Typical Facial Expression Network Using a Facial Feature Decoupler and Spatial Temporal Learning

Typical Facial Expression Network Using a Facial Feature Decoupler and Spatial Temporal Learning

Abstract:

Facial expression recognition (FER) accuracy is often affected by an individual’s unique facial characteristics. Recognition performance can be improved if the influence from these physical characteristics is minimized. Using video instead of single image for FER provides better results but requires extracting temporal features and the spatial structure of facial expressions in an integrated manner. We propose a new network called Typical Facial Expression Network (TFEN) to address both challenges. TFEN uses two deep two-dimensional (2D) convolutional neural networks (CNNs) to extract facial and expression features from input video.
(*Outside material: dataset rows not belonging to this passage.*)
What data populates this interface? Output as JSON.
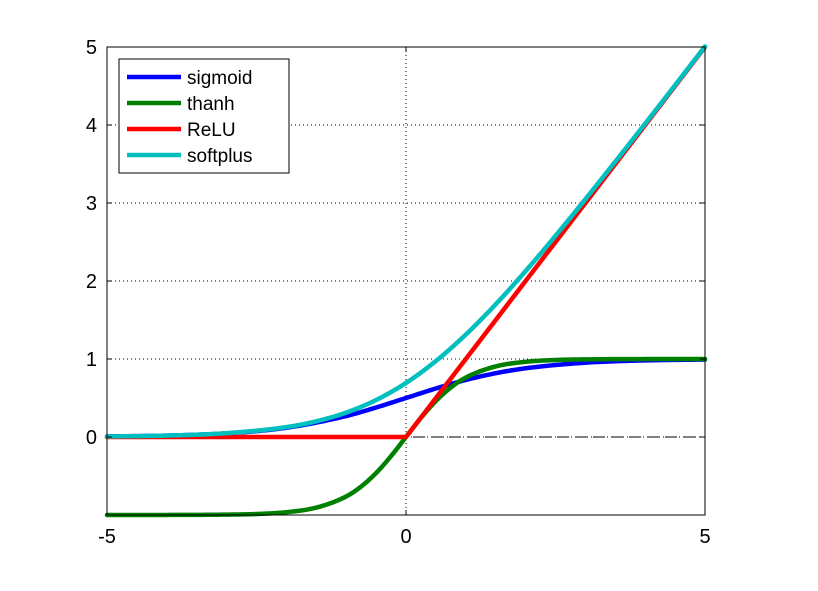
{
  "chart_data": {
    "type": "line",
    "title": "",
    "xlabel": "",
    "ylabel": "",
    "xlim": [
      -5,
      5
    ],
    "ylim": [
      -1,
      5
    ],
    "x_ticks": [
      -5,
      0,
      5
    ],
    "x_tick_labels": [
      "-5",
      "0",
      "5"
    ],
    "y_ticks": [
      0,
      1,
      2,
      3,
      4,
      5
    ],
    "y_tick_labels": [
      "0",
      "1",
      "2",
      "3",
      "4",
      "5"
    ],
    "grid": "dotted",
    "zero_line": "dashed",
    "legend": {
      "placement": "top-left"
    },
    "series": [
      {
        "name": "sigmoid",
        "color": "#0000ff",
        "x": [
          -5,
          -4,
          -3,
          -2,
          -1,
          -0.5,
          0,
          0.5,
          1,
          1.5,
          2,
          3,
          4,
          5
        ],
        "y": [
          0.007,
          0.018,
          0.047,
          0.119,
          0.269,
          0.378,
          0.5,
          0.622,
          0.731,
          0.818,
          0.881,
          0.953,
          0.982,
          0.993
        ]
      },
      {
        "name": "thanh",
        "color": "#008000",
        "x": [
          -5,
          -3,
          -2.5,
          -2,
          -1.5,
          -1,
          -0.75,
          -0.5,
          -0.25,
          0,
          0.25,
          0.5,
          0.75,
          1,
          1.5,
          2,
          2.5,
          3,
          5
        ],
        "y": [
          -1.0,
          -0.995,
          -0.987,
          -0.964,
          -0.905,
          -0.762,
          -0.635,
          -0.462,
          -0.245,
          0,
          0.245,
          0.462,
          0.635,
          0.762,
          0.905,
          0.964,
          0.987,
          0.995,
          1.0
        ]
      },
      {
        "name": "ReLU",
        "color": "#ff0000",
        "x": [
          -5,
          0,
          5
        ],
        "y": [
          0,
          0,
          5
        ]
      },
      {
        "name": "softplus",
        "color": "#00bfbf",
        "x": [
          -5,
          -4,
          -3,
          -2,
          -1.5,
          -1,
          -0.5,
          0,
          0.5,
          1,
          1.5,
          2,
          2.5,
          3,
          4,
          5
        ],
        "y": [
          0.007,
          0.018,
          0.049,
          0.127,
          0.201,
          0.313,
          0.474,
          0.693,
          0.974,
          1.313,
          1.701,
          2.127,
          2.579,
          3.049,
          4.018,
          5.007
        ]
      }
    ]
  }
}
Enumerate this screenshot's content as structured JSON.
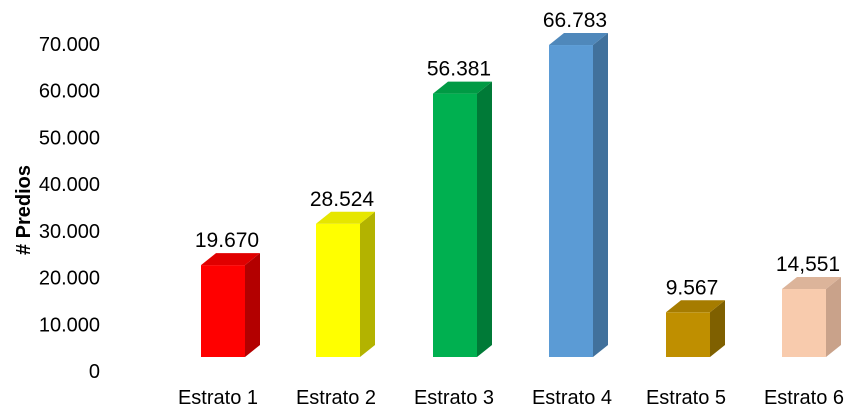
{
  "chart_data": {
    "type": "bar",
    "style": "3d-column",
    "ylabel": "# Predios",
    "xlabel": "",
    "ylim": [
      0,
      70000
    ],
    "yticks": [
      0,
      10000,
      20000,
      30000,
      40000,
      50000,
      60000,
      70000
    ],
    "ytick_labels": [
      "0",
      "10.000",
      "20.000",
      "30.000",
      "40.000",
      "50.000",
      "60.000",
      "70.000"
    ],
    "grid": false,
    "legend": "none",
    "categories": [
      "Estrato 1",
      "Estrato 2",
      "Estrato 3",
      "Estrato 4",
      "Estrato 5",
      "Estrato 6"
    ],
    "values": [
      19670,
      28524,
      56381,
      66783,
      9567,
      14551
    ],
    "value_labels": [
      "19.670",
      "28.524",
      "56.381",
      "66.783",
      "9.567",
      "14,551"
    ],
    "colors": [
      {
        "front": "#ff0000",
        "side": "#b30000",
        "top": "#e00000"
      },
      {
        "front": "#ffff00",
        "side": "#b3b300",
        "top": "#e6e600"
      },
      {
        "front": "#00b050",
        "side": "#007a37",
        "top": "#009a44"
      },
      {
        "front": "#5b9bd5",
        "side": "#41719c",
        "top": "#4f88bb"
      },
      {
        "front": "#bf8f00",
        "side": "#7f6000",
        "top": "#a67c00"
      },
      {
        "front": "#f8cbad",
        "side": "#c9a28a",
        "top": "#dcb49a"
      }
    ]
  }
}
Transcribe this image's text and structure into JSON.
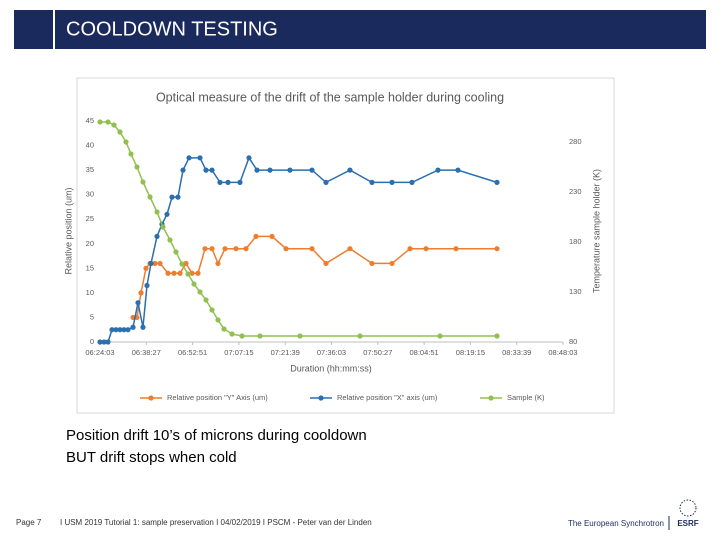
{
  "header": {
    "title": "COOLDOWN TESTING"
  },
  "chart_data": {
    "type": "line",
    "title": "Optical measure of the drift of the sample holder during cooling",
    "x_label": "Duration (hh:mm:ss)",
    "y_label": "Relative position (um)",
    "y2_label": "Temperature sample holder (K)",
    "xlim": [
      23043,
      31683
    ],
    "xticks": [
      {
        "value": 23043,
        "label": "06:24:03"
      },
      {
        "value": 23907,
        "label": "06:38:27"
      },
      {
        "value": 24771,
        "label": "06:52:51"
      },
      {
        "value": 25635,
        "label": "07:07:15"
      },
      {
        "value": 26499,
        "label": "07:21:39"
      },
      {
        "value": 27363,
        "label": "07:36:03"
      },
      {
        "value": 28227,
        "label": "07:50:27"
      },
      {
        "value": 29091,
        "label": "08:04:51"
      },
      {
        "value": 29955,
        "label": "08:19:15"
      },
      {
        "value": 30819,
        "label": "08:33:39"
      },
      {
        "value": 31683,
        "label": "08:48:03"
      }
    ],
    "ylim": [
      0,
      45
    ],
    "yticks": [
      0,
      5,
      10,
      15,
      20,
      25,
      30,
      35,
      40,
      45
    ],
    "y2lim": [
      80,
      301
    ],
    "y2ticks": [
      80,
      130,
      180,
      230,
      280
    ],
    "grid": false,
    "legend": "bottom",
    "series": [
      {
        "name": "Relative position \"Y\" Axis (um)",
        "color": "#ed7d31",
        "x": [
          23659,
          23733,
          23808,
          23901,
          23976,
          24069,
          24163,
          24312,
          24424,
          24536,
          24648,
          24760,
          24872,
          25002,
          25133,
          25245,
          25376,
          25581,
          25767,
          25954,
          26253,
          26514,
          26999,
          27260,
          27708,
          28118,
          28492,
          28828,
          29127,
          29686,
          30451
        ],
        "values": [
          5,
          5,
          10,
          15,
          16,
          16,
          16,
          14,
          14,
          14,
          16,
          14,
          14,
          19,
          19,
          16,
          19,
          19,
          19,
          21.5,
          21.5,
          19,
          19,
          16,
          19,
          16,
          16,
          19,
          19,
          19,
          19
        ]
      },
      {
        "name": "Relative position \"X\" axis (um)",
        "color": "#2a6fb0",
        "x": [
          23043,
          23118,
          23192,
          23267,
          23342,
          23416,
          23491,
          23565,
          23659,
          23752,
          23845,
          23920,
          23995,
          24107,
          24200,
          24293,
          24387,
          24498,
          24592,
          24704,
          24909,
          25021,
          25133,
          25282,
          25431,
          25655,
          25823,
          25973,
          26215,
          26588,
          26999,
          27260,
          27708,
          28118,
          28492,
          28865,
          29350,
          29723,
          30451
        ],
        "values": [
          0,
          0,
          0,
          2.5,
          2.5,
          2.5,
          2.5,
          2.5,
          3,
          8,
          3,
          11.5,
          16,
          21.5,
          24,
          26,
          29.5,
          29.5,
          35,
          37.5,
          37.5,
          35,
          35,
          32.5,
          32.5,
          32.5,
          37.5,
          35,
          35,
          35,
          35,
          32.5,
          35,
          32.5,
          32.5,
          32.5,
          35,
          35,
          32.5
        ]
      },
      {
        "name": "Sample (K)",
        "color": "#92c050",
        "axis": "y2",
        "x": [
          23043,
          23192,
          23304,
          23416,
          23528,
          23621,
          23733,
          23845,
          23976,
          24107,
          24219,
          24349,
          24461,
          24573,
          24685,
          24797,
          24909,
          25021,
          25133,
          25245,
          25357,
          25506,
          25693,
          26029,
          26775,
          27895,
          29388,
          30451
        ],
        "values": [
          300,
          300,
          297,
          290,
          280,
          268,
          255,
          240,
          225,
          210,
          195,
          182,
          170,
          158,
          148,
          138,
          130,
          122,
          112,
          102,
          93,
          88,
          86,
          86,
          86,
          86,
          86,
          86
        ]
      }
    ]
  },
  "bullets": [
    "Position drift 10’s of microns during cooldown",
    "BUT drift stops when cold"
  ],
  "footer": {
    "page": "Page 7",
    "text": "I USM 2019 Tutorial 1: sample preservation I 04/02/2019 I PSCM - Peter van der Linden",
    "org": "The European Synchrotron",
    "logo": "ESRF"
  }
}
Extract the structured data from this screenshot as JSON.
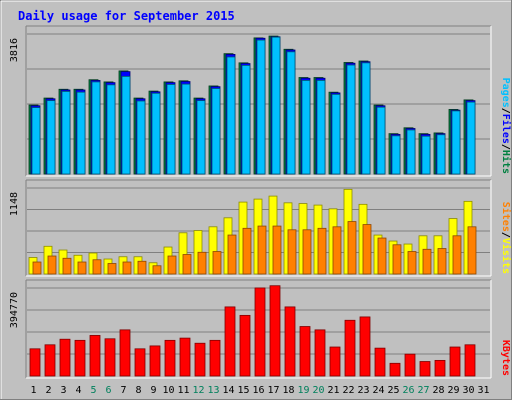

A facial feature decoupler decouples facial features from expression features to minimize the influence from inter-subject face variations. These networks combine with a 3D CNN and form a spatial-temporal learning network to jointly explore the spatial-temporal features in a video. A facial recognition network works as an adversarial network to refine the facial feature decoupler and the network performance by minimizing the residual influence of facial features after decoupling. The whole network is trained with an adversarial algorithm to improve FER performance. TFEN was evaluated on four popular dynamic FER datasets. Experimental results show TFEN achieves or outperforms the recognition accuracy of state-of-the-art approaches.